Deputy Director of Administration Becky Bradley said county officials have asked for help from, “the Courts, District Attorney’s Office, Public Defenders Office and Pre-Trial and Probation Departments to take action to reduce the inmate population during the ongoing surge of cases.”

Bradley told WLVR the county doesn’t currently have an update on where conversations with those agencies stand.

In Lehigh County, the jail’s work-release program was closed more than a year ago.  Officials have blamed staffing shortages.

Corrections Director Janine Donate floated a new option earlier this month - releasing some inmates, and digitally tracking them with bracelets.

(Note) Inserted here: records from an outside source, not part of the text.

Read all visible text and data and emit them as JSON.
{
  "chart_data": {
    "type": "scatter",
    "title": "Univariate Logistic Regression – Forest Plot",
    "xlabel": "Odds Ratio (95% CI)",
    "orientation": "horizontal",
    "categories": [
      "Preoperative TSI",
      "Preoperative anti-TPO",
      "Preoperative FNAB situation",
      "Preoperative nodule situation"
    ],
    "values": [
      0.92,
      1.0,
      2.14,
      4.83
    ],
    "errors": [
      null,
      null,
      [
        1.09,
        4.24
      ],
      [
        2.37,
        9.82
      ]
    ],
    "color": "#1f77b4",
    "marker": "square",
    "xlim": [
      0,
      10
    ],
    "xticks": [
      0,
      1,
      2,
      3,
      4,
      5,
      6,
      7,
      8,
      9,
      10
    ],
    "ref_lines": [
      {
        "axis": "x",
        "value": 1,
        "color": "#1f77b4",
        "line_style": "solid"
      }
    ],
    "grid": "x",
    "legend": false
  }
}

“This is a way to have inmates be able to establish those ties in the community, get out into the community and participate in a work-release program,” Donate said.

Those inmates would also get to live at home, not at the jail. But the initiative will need to be cleared by the Lehigh County Board of Commissioners; the timeline for Donate’s proposal is unclear. 

For now amid the COVID case surge, those who are incarcerated – and eligible for reentry programs -- will have to wait to go back to work.